Лагерь в городке Немецкий Брод имел уже то преимущество, что в нем были настоящие дома с крышей, да и вообще на первый взгляд условия здесь были несравненно лучше, чем в Пацове. Мы вошли в лагерь через громадные, по русскому обычаю, ворота. Нас встретил небольшой оркестр, игравший легкую танцевальную музыку, так что многим показалось, что мы наконец попали в рай. С огромного портрета на нас взирал сверху Сталин, развевались красные флаги, а на многочисленных плакатах красовались слова о свободе и правах человека. Все воспрянули духом, решив, что все же недалек час возвращения на родину.
Преисполнившись новых надежд, серая кишка втянулась в чрево гигантского лагеря.
В нем уже находилось великое множество наших товарищей, которые с нетерпением ожидали от нас каких-то новостей и сгорали от желания встретить старых фронтовых товарищей среди новоприбывших. Для начала все мы прошли санобработку. Мы выстроились в длинные очереди перед дезинсекционными камерами. До группы, в которой находился я, очередь дошла только к полуночи. Душевые установки были поставлены прямо под открытым небом. Вещи мы сложили в печь для обеззараживания, оставшись совершенно голыми стоять в тусклом свете фонарей под звездным небом. От ночной прохлады наши истощенные тела мерзли немилосердно.
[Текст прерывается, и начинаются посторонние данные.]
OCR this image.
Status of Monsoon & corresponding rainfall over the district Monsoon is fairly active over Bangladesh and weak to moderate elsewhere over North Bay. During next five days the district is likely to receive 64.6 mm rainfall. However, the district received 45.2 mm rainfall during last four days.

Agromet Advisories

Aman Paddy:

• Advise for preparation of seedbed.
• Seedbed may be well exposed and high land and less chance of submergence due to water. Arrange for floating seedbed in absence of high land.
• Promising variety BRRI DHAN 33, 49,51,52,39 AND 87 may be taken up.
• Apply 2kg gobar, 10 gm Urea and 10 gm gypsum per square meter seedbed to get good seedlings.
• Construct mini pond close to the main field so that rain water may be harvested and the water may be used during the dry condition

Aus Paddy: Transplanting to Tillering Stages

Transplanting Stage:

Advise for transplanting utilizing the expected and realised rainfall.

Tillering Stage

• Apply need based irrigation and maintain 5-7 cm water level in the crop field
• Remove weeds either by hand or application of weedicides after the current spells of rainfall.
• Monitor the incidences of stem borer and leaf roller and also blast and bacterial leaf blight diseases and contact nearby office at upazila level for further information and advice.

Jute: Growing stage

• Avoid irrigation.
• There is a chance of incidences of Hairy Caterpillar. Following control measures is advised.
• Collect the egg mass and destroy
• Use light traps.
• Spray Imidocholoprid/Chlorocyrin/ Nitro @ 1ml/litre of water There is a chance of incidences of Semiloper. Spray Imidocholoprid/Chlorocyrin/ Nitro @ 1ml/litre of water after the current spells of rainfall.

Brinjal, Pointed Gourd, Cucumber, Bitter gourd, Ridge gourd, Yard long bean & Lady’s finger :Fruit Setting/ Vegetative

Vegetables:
Чтобы спастись от холодного ветерка, мы сбились в кучку, тесно прижавшись друг к другу, как овцы в стаде. Потом нас повели в душ. От холодной воды захватило дух. Струи ее хлестали нас, словно плети. Или это было что-то другое? То, чего в тот момент мы не могли ни понять, ни осознать? То, что было чуждо телу и недоступно душе? После того как помывка кончилась, нам пришлось ждать. Мы ждали целую вечность — не меньше часа. Все это время мы простояли голые, мучаясь от невыносимого ночного холода. Наконец из автоклава достали нашу форму. О, наши старые добрые мундиры! Мне часто, с разными вариациями, впоследствии вспоминался тот момент, когда холод и физическая боль были так сильны, что мне хотелось выть от них. Я описываю это событие как одно из многих мучений, которым нас время от времени — то чаще, то реже — подвергали. Можете себе представить, как нас постепенно превращали в животных, и те, кто смог сохранить ясный рассудок, с ужасом наблюдали это страшное превращение.